Y si bien esta imagen –y sus muertos que miran- tiene mucho de surreal, no por eso es una película surrealista, ni mucho menos una comedia negra, como equívocamente se ha etiquetado. Aunque es cierto que toda la situación se antoja absurda, en especial la actitud de las autoridades, no causa ninguna gracia el estado de angustia y desesperación en que se encuentra su protagonista, Salvador, quien además de estar impactado por aquel macabro cuadro, teme por su vida y la de su familia. No es el humor la clave del relato, sino más bien la permanente tensión y el ambiente malsano y amenazante, eso a pesar de la imponente presencia de la luz y el color en ese ambiente.

Así mismo, son adversas las sensaciones causadas por la impotencia de Salvador ante una situación que toma una dirección contraria a la que buscaba: mientras él se encuentra afectado sobremanera por la gravedad de su hallazgo, el alcalde y los policías se toman todo aquello con una cómplice calma que hace sospechar lo peor. Por eso Salvador se encuentra como muchas veces está el país mismo, como un testigo mudo, temeroso e impotente en medio del crimen y la corrupción institucional.

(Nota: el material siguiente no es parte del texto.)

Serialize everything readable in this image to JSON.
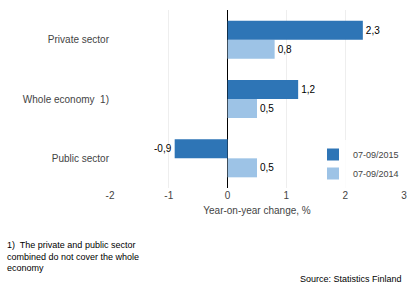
{
  "chart_data": {
    "type": "bar",
    "orientation": "horizontal",
    "categories": [
      "Public sector",
      "Whole economy  1)",
      "Private sector"
    ],
    "series": [
      {
        "name": "07-09/2015",
        "color": "#2E75B6",
        "values": [
          -0.9,
          1.2,
          2.3
        ],
        "value_labels": [
          "-0,9",
          "1,2",
          "2,3"
        ]
      },
      {
        "name": "07-09/2014",
        "color": "#9DC3E6",
        "values": [
          0.5,
          0.5,
          0.8
        ],
        "value_labels": [
          "0,5",
          "0,5",
          "0,8"
        ]
      }
    ],
    "xlabel": "Year-on-year change, %",
    "xlim": [
      -2,
      3
    ],
    "xticks": [
      -2,
      -1,
      0,
      1,
      2,
      3
    ],
    "grid": true,
    "legend": "lower right",
    "data_labels": true,
    "annotations": [
      "1)  The private and public sector\ncombined do not cover the whole\neconomy",
      "Source: Statistics Finland"
    ]
  }
}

Es cierto que lo que menos convence de la película es su tono ambiguo, el mismo que hace que algunos la vean como una comedia negra: La actuación afectada de Álvaro Rodríguez puede ser vista como caricaturesca, la actitud de las autoridades como si fuera una historia contada en tono de farsa (aunque todos sabemos que eso es perfectamente posible en este país, por lo cual la farsa es desdibujada por lo probable de esa realidad) y, sobre todo, esos muertos que cobran vida, que podría tener las más diversa lecturas (entre ellas la comedia), pero este texto le apuesta a verlo como un guiño de optimismo, como una alusión a esas vidas que no debieron haberse perdido.

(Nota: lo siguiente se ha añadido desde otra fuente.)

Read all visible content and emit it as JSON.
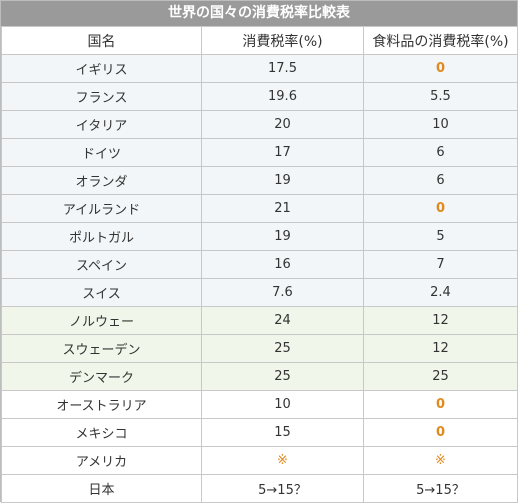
{
  "title": "世界の国々の消費税率比較表",
  "columns": [
    "国名",
    "消費税率(%)",
    "食料品の消費税率(%)"
  ],
  "highlight_color": "#e08a1e",
  "rows": [
    {
      "country": "イギリス",
      "rate": "17.5",
      "food_rate": "0",
      "group": "eu"
    },
    {
      "country": "フランス",
      "rate": "19.6",
      "food_rate": "5.5",
      "group": "eu"
    },
    {
      "country": "イタリア",
      "rate": "20",
      "food_rate": "10",
      "group": "eu"
    },
    {
      "country": "ドイツ",
      "rate": "17",
      "food_rate": "6",
      "group": "eu"
    },
    {
      "country": "オランダ",
      "rate": "19",
      "food_rate": "6",
      "group": "eu"
    },
    {
      "country": "アイルランド",
      "rate": "21",
      "food_rate": "0",
      "group": "eu"
    },
    {
      "country": "ポルトガル",
      "rate": "19",
      "food_rate": "5",
      "group": "eu"
    },
    {
      "country": "スペイン",
      "rate": "16",
      "food_rate": "7",
      "group": "eu"
    },
    {
      "country": "スイス",
      "rate": "7.6",
      "food_rate": "2.4",
      "group": "eu"
    },
    {
      "country": "ノルウェー",
      "rate": "24",
      "food_rate": "12",
      "group": "north"
    },
    {
      "country": "スウェーデン",
      "rate": "25",
      "food_rate": "12",
      "group": "north"
    },
    {
      "country": "デンマーク",
      "rate": "25",
      "food_rate": "25",
      "group": "north"
    },
    {
      "country": "オーストラリア",
      "rate": "10",
      "food_rate": "0",
      "group": "other"
    },
    {
      "country": "メキシコ",
      "rate": "15",
      "food_rate": "0",
      "group": "other"
    },
    {
      "country": "アメリカ",
      "rate": "※",
      "food_rate": "※",
      "group": "other"
    },
    {
      "country": "日本",
      "rate": "5→15？",
      "food_rate": "5→15？",
      "group": "other"
    }
  ]
}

A pesar de esa ambigüedad (o gracias a ella), se trata de un filme potente y llamativo, empezando por toda la violencia que referencia pero que, a diferencia de la anterior película de este director, es una violencia fuera de cuadro y, peor aún, asumida con naturalidad por la mayoría en aquel pueblo. También es un filme estimulante visualmente y que habla claramente sobre esas “oscuras fuerzas”, visibles para todos, que imponen los abusos y la muerte en este país.